Par hasard, en riant, je lui ai dit « si tu cherches quelqu’un avec qui faire un enfant, je suis là ! ». Il m’a répondu merci par courtoisie, me pensant un peu folle de lui proposer ça alors que nous nous connaissions si peu. Les mois sont passés, et notre amitié s’est renforcée. Dans le même temps, avec une amie commune, nous avons créé une nouvelle habitude : celle de vivre ensemble les expériences que nous avions toujours attendu d’être en couple pour faire. Les week-ends ou les voyages, tester certains restaurants… Mais à ce stade, nous étions encore très loin de penser aux enfants.
Jusqu’à un soir où, en festival, Alexis s’est tourné vers moi et m’a dit : « Tu as raison, on va finir par faire un enfant ensemble. » Son annonce m’a choquée et je crois même que j’en ai pleuré.
Le point de départ de notre coparentalité
On a bu un verre, et on en a parlé un peu. Dans les jours qui ont suivi, je suis restée sur la réserve : j’étais habituée aux déclarations à la volée auxquelles les gens ne donnent pas de suite. Pour un choix aussi important, je voulais le laisser prendre son temps ! Finalement, deux semaines plus tard, Alexis m’a relancée. « Ce que je t’ai dit au festival, ce serait bien qu’on en reparle. »
Autour d’un verre, nous avons parlé de notre vision de la coparentalité, des valeurs que nous avions envie de transmettre. Et naturellement, tout se correspondait. Nos attachements à nos familles se ressemblaient, notre envie d’éduquer notre enfant dans la tolérance et de lui inculquer l’amour de la musique aussi. Dans la pratique, c’était pareil : nous n’envisagions pas de vivre dans deux endroits différents avec une garde alternée, nous voulions une vie semi-commune et faciliter au maximum les choses pour le bébé.
Nous imaginions une maison qu’on pourrait diviser en deux, avec la chambre de notre enfant au milieu et un espace indépendant chacun, de chaque côté. Comme à notre habitude, la conversation était fluide et c’est fou, mais pour l’un comme pour l’autre, faire ce projet ensemble était une évidence. Nous avons passé la nuit à en parler, et c’était un très beau moment. Nous avons décidé de commencer les essais quelques semaines plus tard, après les fêtes.
« Il y a des gens qui se marient avec moins de certitudes que nous »
Pour tester notre faculté à cohabiter, Alexis est venu vivre dans mon appartement, puis nous avons commencé les essais, par insémination artisanale.

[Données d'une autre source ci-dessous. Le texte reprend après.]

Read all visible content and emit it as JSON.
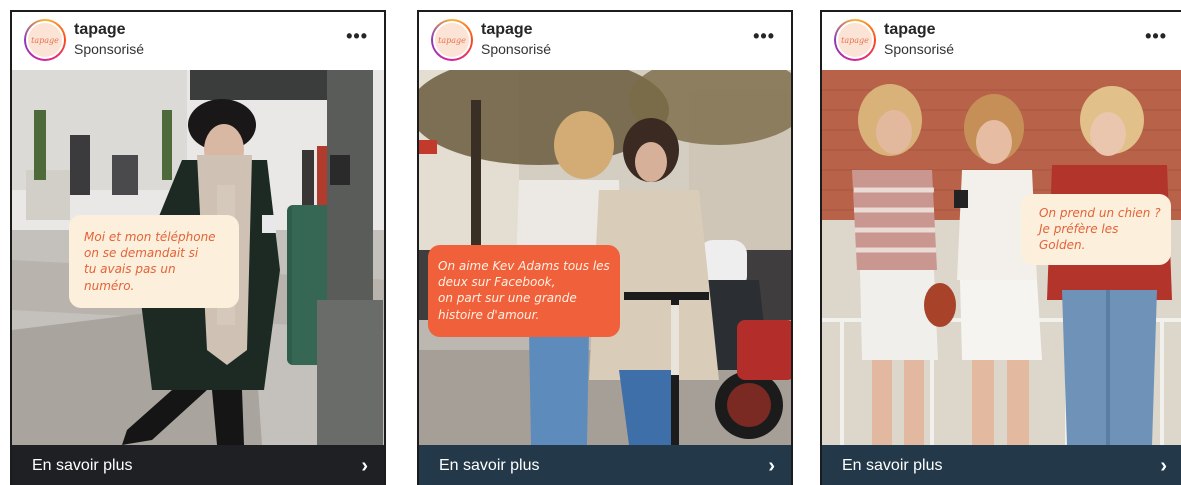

Une pipette, un petit pot, et c’est parti ! La gêne palpable à ce moment-là s’est vite transformée en rires.
Je suis tombée enceinte du deuxième coup. Bien sûr, nous avons eu quelques inquiétudes les premiers mois : la peur d’une fausse couche, ou d’un problème de santé éventuel chez notre enfant, par exemple. Mais nous n’avons jamais manqué de confiance l’un envers l’autre. J’étais certaine de ne pas vouloir d’autre père qu’Alexis pour cet enfant, et il ne voulait pas d’autre mère. Il y a des gens qui se marient avec moins de certitudes que nous.
La naissance de notre fille, Anaë
Quelques mois avant la naissance de notre fille, nous avons déménagé dans une maison, en colocation. Ce n’est pas exactement celle que nous imaginions, mais elle est suffisamment grande pour accueillir toute notre famille sans se marcher dessus. À l’étage, il y a d’un côté l’espace papa, de l’autre, l’espace maman, et la chambre d’Anaë au milieu. Côté finances, nous avons créé un compte commun pour partager nos charges, et quand nous faisons des gros achats, nous partageons les frais.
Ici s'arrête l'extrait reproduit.